Les représentations plus fortes que la réalité?

La seconde hypothèse est l’idée que la stratégie est fondée sur des représentations du monde. La prise de décision s’opère sur la base d’informations partagées. Peu importe la réalité, l’essentiel est la capacité à se représenter les événements et l’environnement que les acteurs concernés (souvent en concurrence) partagent. A quoi bon vouloir LA vérité quand UNE vérité, même toute relative, permet de développer une activité ?

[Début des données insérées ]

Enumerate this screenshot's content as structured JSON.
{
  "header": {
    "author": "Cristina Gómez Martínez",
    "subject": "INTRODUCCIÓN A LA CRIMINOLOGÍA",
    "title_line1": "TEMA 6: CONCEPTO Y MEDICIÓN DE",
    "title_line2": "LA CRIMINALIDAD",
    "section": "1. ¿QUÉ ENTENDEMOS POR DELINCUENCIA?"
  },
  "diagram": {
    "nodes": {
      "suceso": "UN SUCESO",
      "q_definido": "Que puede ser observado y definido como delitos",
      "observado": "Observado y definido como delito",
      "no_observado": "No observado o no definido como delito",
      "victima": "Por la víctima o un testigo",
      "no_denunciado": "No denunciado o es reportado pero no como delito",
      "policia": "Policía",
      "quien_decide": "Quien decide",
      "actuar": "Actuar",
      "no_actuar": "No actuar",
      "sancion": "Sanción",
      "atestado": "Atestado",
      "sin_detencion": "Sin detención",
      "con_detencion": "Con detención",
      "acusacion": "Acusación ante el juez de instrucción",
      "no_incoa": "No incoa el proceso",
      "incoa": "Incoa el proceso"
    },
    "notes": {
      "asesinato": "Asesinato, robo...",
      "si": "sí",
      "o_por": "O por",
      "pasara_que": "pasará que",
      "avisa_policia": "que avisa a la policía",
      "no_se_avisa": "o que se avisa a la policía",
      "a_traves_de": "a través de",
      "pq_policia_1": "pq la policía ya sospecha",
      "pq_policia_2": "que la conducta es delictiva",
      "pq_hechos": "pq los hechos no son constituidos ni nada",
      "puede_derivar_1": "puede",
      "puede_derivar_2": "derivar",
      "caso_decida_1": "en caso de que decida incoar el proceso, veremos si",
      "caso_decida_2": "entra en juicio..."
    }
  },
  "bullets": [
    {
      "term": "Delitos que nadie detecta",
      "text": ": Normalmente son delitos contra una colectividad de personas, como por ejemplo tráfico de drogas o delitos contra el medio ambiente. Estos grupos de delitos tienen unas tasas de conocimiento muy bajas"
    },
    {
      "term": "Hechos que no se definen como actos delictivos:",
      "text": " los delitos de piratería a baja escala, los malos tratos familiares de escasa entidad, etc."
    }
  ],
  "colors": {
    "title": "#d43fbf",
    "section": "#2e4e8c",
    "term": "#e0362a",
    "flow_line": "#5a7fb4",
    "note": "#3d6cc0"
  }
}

La vérité est réservée à l’élite

On peut par ailleurs opposer la vérité au secret plutôt qu’au mensonge.  L’hypothèse qui préside à cette relation est que la vérité est un bien trop précieux pour être mis entre toutes les mains. La vérité serait alors réservée à une élite : les « grands » qui président aux destinées du Monde. Les informations seraient réservées à un cercle d’initiés du monde politique ou du monde économique qui sauraient en faire bon usage dans la façon dont ils les communiqueraient à leurs collaborateurs.

De la même façon, l’affranchissement du jeu des apparences, guère envisageable dans le quotidien du monde du travail serait réservé à cette élite qui pourrait, de par son expertise, son savoir et son pouvoir, s’autoriser au « parler vrai », sans précaution, sachant que, de plus, on lui en sait gré.

 La vérité, un levier à usage unique…

Nous avons observé qu’il existe dans le monde du management un rapport à la vérité qui relève d’une extrême ambigüité avec un jeu de cache-cache fondé sur des semi-vérités, des vérités arrangées, un jeu d’ombres et de lumières tamisées.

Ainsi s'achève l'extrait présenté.